There is nothing ‘Christian’ about Terry Jones’s views, particularly with regard to Islam and his recent burning of a Qu’ran. This is a statement that really goes without saying. As I mentioned in passing to another friar yesterday, didn’t this guy learn his lesson last September when he threatened to burn the Sacred Text of Islam on the anniversary of the September 11th attacks? Terry Jones, a self-described Christian, who leads the smallest of congregations in Florida, has more in common with Osama Bin Laden than he does with the most of the 2 billion Christians on the planet.
What? That’s right, I said Osama Bin Laden.
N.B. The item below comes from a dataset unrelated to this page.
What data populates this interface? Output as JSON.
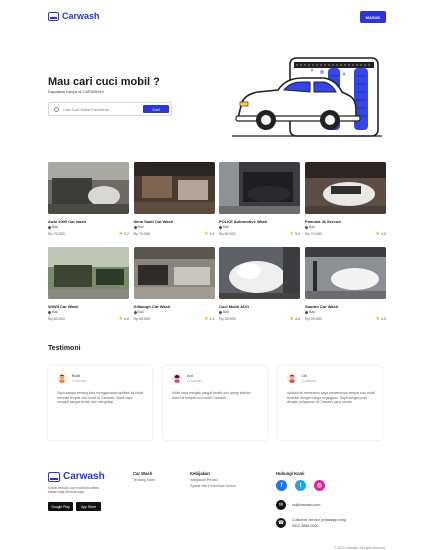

What I mean by this comparison is that Jones, in his personal interpretation of what is acceptable or expected as a Christian, distorts the religion for ill purposes much like Bin Laden has with Islam. In the end, what Jones and Bin Laden claim as their faith bears little resemblance to authentic Christianity or Islam.
Yet, despite his idiosyncratically hateful religious views, people like Jones make all Christians look bad. And appearance is not the only issue, but the religious tradition’s global credibility and the safety of its adherents around the world are threatened.
The New York Times columnist Roger Cohen wrote an op-ed piece today titled, “Religion Does Its Worst.” Cohen makes some good points in his reflection on the Jones situation and the absurdity of his violent rhetoric, his abhorrently disrespectful actions and the senselessness of any form of “religious violence” — both on Jones’s end and in the retaliation of certain Muslims in response.
Yet, I object to the use of the term “religion” in the title of the column, and I actually think that Cohen might agree with me in this critique. What is it that is religious about the violence — verbal or physical — demonstrated in places like Florida and Afghanistan? I would suggest that such dissidents elect to leave their respective religious communities when their actions, particularly in such violent and destructive ways, contradict the said principles of morality and faith of a tradition.
Cohen ends his column with this comment:
I see why lots of people turn to religion — fear of death, ordering principle in a mysterious universe, refuge from pain, even revelation. But surely it’s meaningless without mercy and forgiveness, and surely its very antithesis must be hatred and murder. At least that’s how it appears to a nonbeliever.
Indeed the “religion” of those who act out of hatred and violence toward other is rendered ‘meaningless,’ on this point Cohen is correct. Mercy and forgiveness, particularly in the Christian tradition, should always be at the center of a life of faith.
How would Jesus handle other religions? Would Jesus in fact support or denounce Jones’s actions in Christ’s name?
Luckily, we have some Scriptural resources to elucidate our quest for an answer to these questions. While neither Christianity nor Islam existed as such during Jesus’s lifetime, Jesus — a good Jew — lived in a world of at least some religious pluralism (minimal when compared to our much more globalized world today).
The Gospels communicate Jesus’s engagement with Samaritans and Romans (pagans). On the matter of Samaritans, Jesus turns the expectations of those who would have reasonably expected him to be intolerant upside down. Jesus enters into relationship with a Samaritan woman at the well and uses a Samaritan as an example of how one faithfully serves one’s neighbor. When it comes to Rome, Jesus speaks of tolerance both in his words regarding taxes with idolatrous coinage and heals the daughter of the Roman soldier.
If Jesus of Nazareth were walking the earth today as he did nearly two millennia ago, I bet Jones (and perhaps all of us) would be surprised by the way he’d interact with people of other religious traditions. One thing is for sure, he wouldn’t be threatening — let alone acting on the threat — to destroy another person’s sacred text. There’s nothing religious about that!